Aus den Interviews mit Trainern und Athlet*innen ergaben sich drei Kernthemen, die Erfolgstrainer auszeichnen: Sie setzen Ziele, sehen das große Ganze, verstehen die Komplexität und sind fähig, sie in handhabbare Bausteine einzuteilen und Strategien für ihre Umsetzung zu entwickeln. Zudem setzen sie auf Führung und vermitteln Mitarbeitern wie Athlet*innen den für die erfolgreiche Umsetzung notwendigen Glauben an ihn, an sich selbst und an das Team.

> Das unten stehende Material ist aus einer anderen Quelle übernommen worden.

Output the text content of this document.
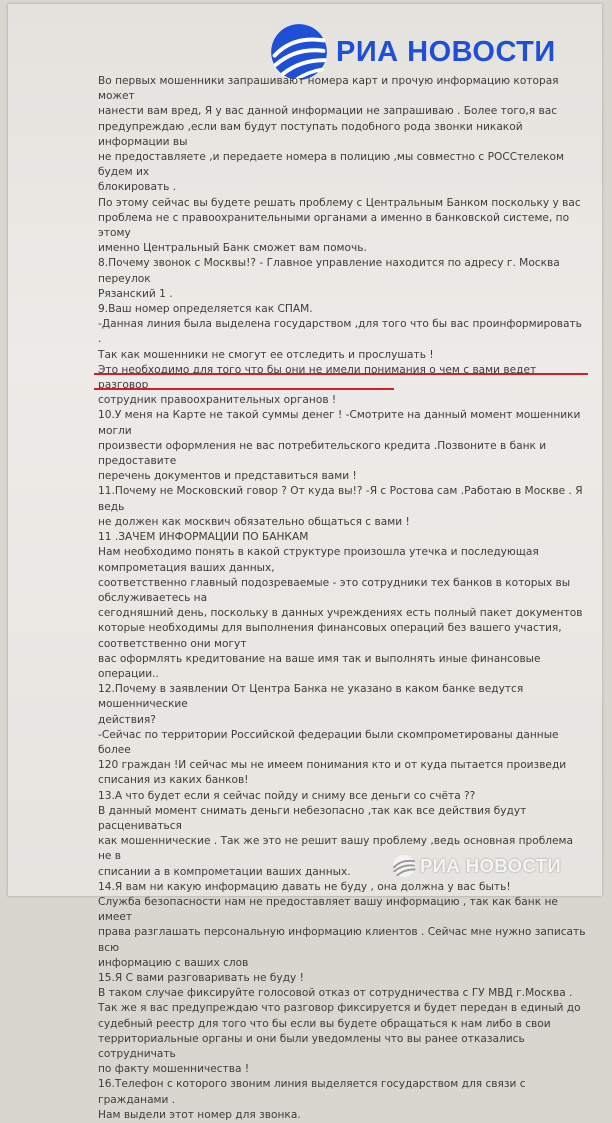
РИА НОВОСТИ

Во первых мошенники запрашивают номера карт и прочую информацию которая может

нанести вам вред, Я у вас данной информации не запрашиваю . Более того,я вас

предупреждаю ,если вам будут поступать подобного рода звонки никакой информации вы

не предоставляете ,и передаете номера в полицию ,мы совместно с РОССтелеком будем их

блокировать .

По этому сейчас вы будете решать проблему с Центральным Банком поскольку у вас

проблема не с правоохранительными органами а именно в банковской системе, по этому

именно Центральный Банк сможет вам помочь.

8.Почему звонок с Москвы!? - Главное управление находится по адресу г. Москва переулок

Рязанский 1 .

9.Ваш номер определяется как СПАМ.

-Данная линия была выделена государством ,для того что бы вас проинформировать .

Так как мошенники не смогут ее отследить и прослушать !

Это необходимо для того что бы они не имели понимания о чем с вами ведет разговор

сотрудник правоохранительных органов !

10.У меня на Карте не такой суммы денег ! -Смотрите на данный момент мошенники могли

произвести оформления не вас потребительского кредита .Позвоните в банк и предоставите

перечень документов и представиться вами !

11.Почему не Московский говор ? От куда вы!? -Я с Ростова сам .Работаю в Москве . Я ведь

не должен как москвич обязательно общаться с вами !

11 .ЗАЧЕМ ИНФОРМАЦИИ ПО БАНКАМ

Нам необходимо понять в какой структуре произошла утечка и последующая

компрометация ваших данных,

соответственно главный подозреваемые - это сотрудники тех банков в которых вы

обслуживаетесь на

сегодняшний день, поскольку в данных учреждениях есть полный пакет документов

которые необходимы для выполнения финансовых операций без вашего участия,

соответственно они могут

вас оформлять кредитование на ваше имя так и выполнять иные финансовые операции..

12.Почему в заявлении От Центра Банка не указано в каком банке ведутся мошеннические

действия?

-Сейчас по территории Российской федерации были скомпрометированы данные более

120 граждан !И сейчас мы не имеем понимания кто и от куда пытается произведи

списания из каких банков!

13.А что будет если я сейчас пойду и сниму все деньги со счёта ??

В данный момент снимать деньги небезопасно ,так как все действия будут расцениваться

как мошенничеcкие . Так же это не решит вашу проблему ,ведь основная проблема не в

списании а в компрометации ваших данных.

14.Я вам ни какую информацию давать не буду , она должна у вас быть!

Служба безопасности нам не предоставляет вашу информацию , так как банк не имеет

права разглашать персональную информацию клиентов . Сейчас мне нужно записать всю

информацию с ваших слов

15.Я С вами разговаривать не буду !

В таком случае фиксируйте голосовой отказ от сотрудничества с ГУ МВД г.Москва .

Так же я вас предупреждаю что разговор фиксируется и будет передан в единый до

судебный реестр для того что бы если вы будете обращаться к нам либо в свои

территориальные органы и они были уведомлены что вы ранее отказались сотрудничать

по факту мошенничества !

16.Телефон с которого звоним линия выделяется государством для связи с гражданами .

Нам выдели этот номер для звонка.

РИА НОВОСТИ
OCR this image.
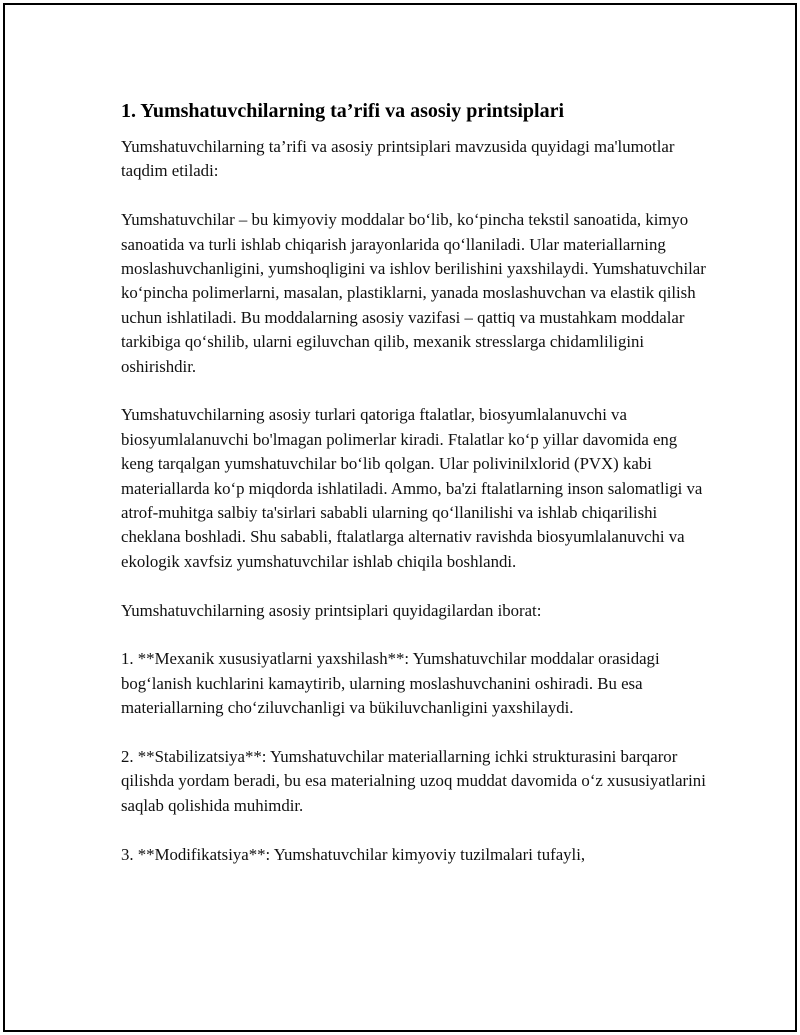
1. Yumshatuvchilarning ta’rifi va asosiy printsiplari

Yumshatuvchilarning ta’rifi va asosiy printsiplari mavzusida quyidagi ma'lumotlar taqdim etiladi:

Yumshatuvchilar – bu kimyoviy moddalar bo‘lib, ko‘pincha tekstil sanoatida, kimyo sanoatida va turli ishlab chiqarish jarayonlarida qo‘llaniladi. Ular materiallarning moslashuvchanligini, yumshoqligini va ishlov berilishini yaxshilaydi. Yumshatuvchilar ko‘pincha polimerlarni, masalan, plastiklarni, yanada moslashuvchan va elastik qilish uchun ishlatiladi. Bu moddalarning asosiy vazifasi – qattiq va mustahkam moddalar tarkibiga qo‘shilib, ularni egiluvchan qilib, mexanik stresslarga chidamliligini oshirishdir.

Yumshatuvchilarning asosiy turlari qatoriga ftalatlar, biosyumlalanuvchi va biosyumlalanuvchi bo'lmagan polimerlar kiradi. Ftalatlar ko‘p yillar davomida eng keng tarqalgan yumshatuvchilar bo‘lib qolgan. Ular polivinilxlorid (PVX) kabi materiallarda ko‘p miqdorda ishlatiladi. Ammo, ba'zi ftalatlarning inson salomatligi va atrof-muhitga salbiy ta'sirlari sababli ularning qo‘llanilishi va ishlab chiqarilishi cheklana boshladi. Shu sababli, ftalatlarga alternativ ravishda biosyumlalanuvchi va ekologik xavfsiz yumshatuvchilar ishlab chiqila boshlandi.

Yumshatuvchilarning asosiy printsiplari quyidagilardan iborat:

1. **Mexanik xususiyatlarni yaxshilash**: Yumshatuvchilar moddalar orasidagi bog‘lanish kuchlarini kamaytirib, ularning moslashuvchanini oshiradi. Bu esa materiallarning cho‘ziluvchanligi va bükiluvchanligini yaxshilaydi.

2. **Stabilizatsiya**: Yumshatuvchilar materiallarning ichki strukturasini barqaror qilishda yordam beradi, bu esa materialning uzoq muddat davomida o‘z xususiyatlarini saqlab qolishida muhimdir.

3. **Modifikatsiya**: Yumshatuvchilar kimyoviy tuzilmalari tufayli,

Schließlich schaffen sie die dafür notwendigen Strukturen (siehe nächste Abbildung).
Was ein*e Erfolgstrainer*in dafür mitbringen muss, ist ein hohes Maß an emotionaler Intelligenz, um anbahnende Probleme vorausschauend erkennen zu können, frühzeitig Lösungen zu finden und um sich im Umgang mit anderen und im Konfliktmanagement an Mitarbeiter und Athleten anpassen zu können. Der Umgang mit hohem Druck, verfestigten Hierarchien und unvorhergesehenen Entwicklungen erfordert Widerstandsfähigkeit und eine ausgeglichene Work-Life-Balance. Um mit dem hochkomplexen dynamischen Setting zurecht zu kommen und zugleich seine Ziele zu erreichen, bezeichnen viele Erfolgstrainer ihren Führungsstil als kollaborativ. Interessanterweise beschreiben die ebenfalls danach befragten Athlet*innen ihre Trainer als „gute Diktatoren“, die zwar zuhören, aber letztlich das Sagen haben.
Weitere wichtige Grundsteine für die Trainer-Karriere sind: Im Elternhaus geprägte Vorstellungen zur Arbeitseinstellung, lebenslangem Lernen und frühem Bestreben Coachen zu wollen.
Die meisten der befragten Trainer waren selbst Leistungssportler. Acht von 14 hatten internationales Niveau, fünf waren auf nationalen Ebenen aktiv. Nur einer hatte keine Sportlerkarriere hinter sich (das Verhältnis aus Sportlerkarriere vs. keine Sportlerkarriere bei weniger erfolgreichen Trainern war nicht Gegenstand der Untersuchung). Die meisten sahen diese persönliche Vorerfahrung nicht als notwendig, aber doch hilfreich an, um sich in die Athlet*innen besser hinein zu versetzen, das nötige Fachwissen aufzubauen, bei ihren Athlet*innen glaubwürdiger erscheinen zu können.
Um den Posten als Cheftrainer richtig zu besetzen, gilt es bei der Personalsuche den Menschen hinter dem Trainer besser zu verstehen und ihre Persönlichkeit zu kennen. Nur so lassen sich potenzielle Spitzentrainer identifizieren, auswählen und entwickeln.
Die Inhalte basieren auf der Studie "Serial winning coaches: people, vision, and environment.”, die 2016 im "Sport and Exercise Psychology Research" veröffentlicht wurde.